We were having a cup of tea in bed at the time and I put my cup down on the bedside cabinet lest I should spill my tea over the sheets. You see, I rather anticipated the humourous gist of the conversation to follow.

Which one?” I teased, “Your father’s mother or the farming wife of the sea-captain?”

“My maternal grandmother, as well you know.”

“Tell me the story again, I can’t remember.”

“Well, my grandmother, like other Victorians, was of the view that if a foreign word was hard to pronounce you call it by its closest English equivalent.”

“Like Peking?” I interjected.

“Exactly, I mean, Peking is so similar to Beijing – isn’t it?”

“And Leghorn. Where is Leghorn again?” I asked.

“Why, of course, it’s Livorno near Pisa. Isn’t it obvious?”

“And your granny called it Leghorn?”

“Naturally, what else? When she was in her eighties, my grandmother did the Grand Tour of Europe – she was a game old bird. Anyway, when she returned she was full of Italy.

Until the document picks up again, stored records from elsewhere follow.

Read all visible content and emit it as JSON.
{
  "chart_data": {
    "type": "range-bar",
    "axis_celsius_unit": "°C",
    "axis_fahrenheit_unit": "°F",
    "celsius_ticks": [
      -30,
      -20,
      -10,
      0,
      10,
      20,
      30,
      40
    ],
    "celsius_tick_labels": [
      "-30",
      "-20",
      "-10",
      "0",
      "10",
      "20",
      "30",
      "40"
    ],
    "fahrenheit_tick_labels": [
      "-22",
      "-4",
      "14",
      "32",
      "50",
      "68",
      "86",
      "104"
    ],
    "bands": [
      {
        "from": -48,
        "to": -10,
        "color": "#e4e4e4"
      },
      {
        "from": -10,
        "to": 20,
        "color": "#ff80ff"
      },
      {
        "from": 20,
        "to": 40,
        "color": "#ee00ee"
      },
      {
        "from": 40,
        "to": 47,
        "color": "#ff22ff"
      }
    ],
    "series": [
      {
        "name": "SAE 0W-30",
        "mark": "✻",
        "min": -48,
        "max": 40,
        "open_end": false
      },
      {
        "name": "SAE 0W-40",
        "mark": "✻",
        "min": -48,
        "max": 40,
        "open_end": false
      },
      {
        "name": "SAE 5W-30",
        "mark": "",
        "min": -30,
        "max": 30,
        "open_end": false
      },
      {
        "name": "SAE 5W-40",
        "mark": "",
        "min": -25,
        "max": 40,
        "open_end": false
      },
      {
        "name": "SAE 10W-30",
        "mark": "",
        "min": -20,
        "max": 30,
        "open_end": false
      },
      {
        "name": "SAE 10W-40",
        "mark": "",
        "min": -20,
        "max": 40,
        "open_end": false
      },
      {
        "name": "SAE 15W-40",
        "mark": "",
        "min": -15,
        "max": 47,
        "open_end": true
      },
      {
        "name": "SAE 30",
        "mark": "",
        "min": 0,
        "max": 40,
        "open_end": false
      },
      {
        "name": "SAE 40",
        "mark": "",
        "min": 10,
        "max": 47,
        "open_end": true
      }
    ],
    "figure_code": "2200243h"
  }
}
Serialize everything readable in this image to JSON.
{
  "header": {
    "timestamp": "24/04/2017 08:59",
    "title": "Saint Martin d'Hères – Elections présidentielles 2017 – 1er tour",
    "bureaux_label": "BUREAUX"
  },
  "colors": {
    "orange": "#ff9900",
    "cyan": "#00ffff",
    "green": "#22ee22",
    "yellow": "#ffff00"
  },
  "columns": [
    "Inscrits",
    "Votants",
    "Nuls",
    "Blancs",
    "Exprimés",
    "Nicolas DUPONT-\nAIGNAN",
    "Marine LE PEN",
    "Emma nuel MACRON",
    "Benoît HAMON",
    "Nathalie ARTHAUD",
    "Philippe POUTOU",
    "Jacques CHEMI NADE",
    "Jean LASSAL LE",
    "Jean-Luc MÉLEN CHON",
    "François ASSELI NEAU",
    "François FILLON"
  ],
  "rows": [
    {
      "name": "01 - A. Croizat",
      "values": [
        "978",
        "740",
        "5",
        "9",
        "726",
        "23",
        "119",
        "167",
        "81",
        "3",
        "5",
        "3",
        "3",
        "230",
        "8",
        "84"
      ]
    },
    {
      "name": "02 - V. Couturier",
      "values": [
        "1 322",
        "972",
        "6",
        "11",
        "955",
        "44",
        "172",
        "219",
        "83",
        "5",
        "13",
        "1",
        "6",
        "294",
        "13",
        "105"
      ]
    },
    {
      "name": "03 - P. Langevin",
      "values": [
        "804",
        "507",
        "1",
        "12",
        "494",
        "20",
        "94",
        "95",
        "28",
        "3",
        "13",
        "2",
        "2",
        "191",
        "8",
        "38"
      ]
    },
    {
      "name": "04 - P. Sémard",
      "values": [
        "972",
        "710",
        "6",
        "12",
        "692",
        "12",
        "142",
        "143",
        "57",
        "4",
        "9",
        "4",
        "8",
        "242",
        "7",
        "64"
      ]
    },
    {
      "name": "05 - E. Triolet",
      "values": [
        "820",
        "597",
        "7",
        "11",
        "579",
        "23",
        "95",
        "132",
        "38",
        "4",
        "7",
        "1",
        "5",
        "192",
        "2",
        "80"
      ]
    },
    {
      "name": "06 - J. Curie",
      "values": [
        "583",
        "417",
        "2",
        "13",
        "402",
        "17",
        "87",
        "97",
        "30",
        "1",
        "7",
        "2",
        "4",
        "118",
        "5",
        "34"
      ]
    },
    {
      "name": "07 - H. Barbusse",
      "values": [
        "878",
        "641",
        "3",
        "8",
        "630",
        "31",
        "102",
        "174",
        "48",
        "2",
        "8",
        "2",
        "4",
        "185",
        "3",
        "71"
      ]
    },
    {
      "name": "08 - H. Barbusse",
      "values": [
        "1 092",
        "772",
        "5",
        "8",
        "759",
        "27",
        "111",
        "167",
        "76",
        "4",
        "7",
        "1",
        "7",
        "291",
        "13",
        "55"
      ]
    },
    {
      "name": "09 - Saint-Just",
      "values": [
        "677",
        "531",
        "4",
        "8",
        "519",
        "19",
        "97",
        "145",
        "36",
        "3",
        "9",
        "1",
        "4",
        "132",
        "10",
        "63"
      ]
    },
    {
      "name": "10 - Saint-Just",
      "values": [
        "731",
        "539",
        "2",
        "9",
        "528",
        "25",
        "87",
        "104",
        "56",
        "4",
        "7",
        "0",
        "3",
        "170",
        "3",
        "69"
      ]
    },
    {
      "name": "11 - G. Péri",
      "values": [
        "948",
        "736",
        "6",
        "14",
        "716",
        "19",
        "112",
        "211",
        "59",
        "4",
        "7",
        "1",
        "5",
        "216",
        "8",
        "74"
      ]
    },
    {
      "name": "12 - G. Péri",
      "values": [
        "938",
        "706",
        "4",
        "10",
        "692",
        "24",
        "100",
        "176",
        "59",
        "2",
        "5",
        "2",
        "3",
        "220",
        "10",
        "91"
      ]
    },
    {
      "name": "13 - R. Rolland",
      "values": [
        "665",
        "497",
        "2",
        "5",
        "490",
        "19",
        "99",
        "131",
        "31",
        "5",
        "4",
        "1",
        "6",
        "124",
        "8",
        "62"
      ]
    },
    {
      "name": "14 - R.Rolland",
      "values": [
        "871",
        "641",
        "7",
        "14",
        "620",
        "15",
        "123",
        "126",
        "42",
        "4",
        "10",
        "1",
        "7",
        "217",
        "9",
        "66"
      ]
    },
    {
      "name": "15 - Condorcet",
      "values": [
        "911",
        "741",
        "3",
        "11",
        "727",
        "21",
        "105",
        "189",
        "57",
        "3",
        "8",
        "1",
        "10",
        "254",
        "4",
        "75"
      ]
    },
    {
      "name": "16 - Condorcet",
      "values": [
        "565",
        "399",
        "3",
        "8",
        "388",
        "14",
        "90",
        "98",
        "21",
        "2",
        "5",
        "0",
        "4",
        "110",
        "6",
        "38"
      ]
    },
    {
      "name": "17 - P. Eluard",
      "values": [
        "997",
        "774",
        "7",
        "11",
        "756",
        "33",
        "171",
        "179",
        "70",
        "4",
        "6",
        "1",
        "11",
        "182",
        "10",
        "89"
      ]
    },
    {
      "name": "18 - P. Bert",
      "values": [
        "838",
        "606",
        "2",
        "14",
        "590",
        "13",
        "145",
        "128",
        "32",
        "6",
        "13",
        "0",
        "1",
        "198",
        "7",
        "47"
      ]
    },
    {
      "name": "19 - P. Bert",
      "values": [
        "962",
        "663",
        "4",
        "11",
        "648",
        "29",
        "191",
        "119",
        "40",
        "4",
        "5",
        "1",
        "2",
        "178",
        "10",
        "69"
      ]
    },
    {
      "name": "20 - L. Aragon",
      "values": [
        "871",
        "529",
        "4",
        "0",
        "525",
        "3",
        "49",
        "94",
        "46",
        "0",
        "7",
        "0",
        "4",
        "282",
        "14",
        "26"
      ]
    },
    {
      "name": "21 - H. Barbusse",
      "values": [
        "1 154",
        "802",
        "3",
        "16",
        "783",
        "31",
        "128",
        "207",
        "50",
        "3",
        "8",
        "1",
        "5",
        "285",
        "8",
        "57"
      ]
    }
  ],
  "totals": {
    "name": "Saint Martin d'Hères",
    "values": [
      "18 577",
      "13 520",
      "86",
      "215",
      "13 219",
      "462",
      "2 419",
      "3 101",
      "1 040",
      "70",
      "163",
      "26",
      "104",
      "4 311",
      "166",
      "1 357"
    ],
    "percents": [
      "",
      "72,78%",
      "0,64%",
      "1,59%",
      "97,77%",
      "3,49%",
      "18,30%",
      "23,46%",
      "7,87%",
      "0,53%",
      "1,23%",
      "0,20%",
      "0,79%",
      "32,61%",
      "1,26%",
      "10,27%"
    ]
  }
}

In particular, she loved the lakes, her favourite of which, as she told Jerry and me, was Lake Maguire, that famous Italian Lake with the Scottish name.”

“And what is it really called?” I asked.

“Lago Maggiore!” Chris said in his best Italian accent.

 

At breakfast, a short while later, Chris got up from the table and came back with two letters, still in their original envelope. He gave it to me.

“It’s funny,” said Chris, “but I came across this in my ‘Man-drawer’ just the other day.”

His Uncle Philip had written a covering letter to his sister (Chris’s mum), enclosing a letter written by their aged, and nearly blind, mother in nineteen sixty nine. There was an old photograph also – of Chris’s grandparents and his mother at the age of about fourteen.

“They are all gone now,” said Chris, not to inform me but to register the sadness.

“You are just like your granddad,” I observed.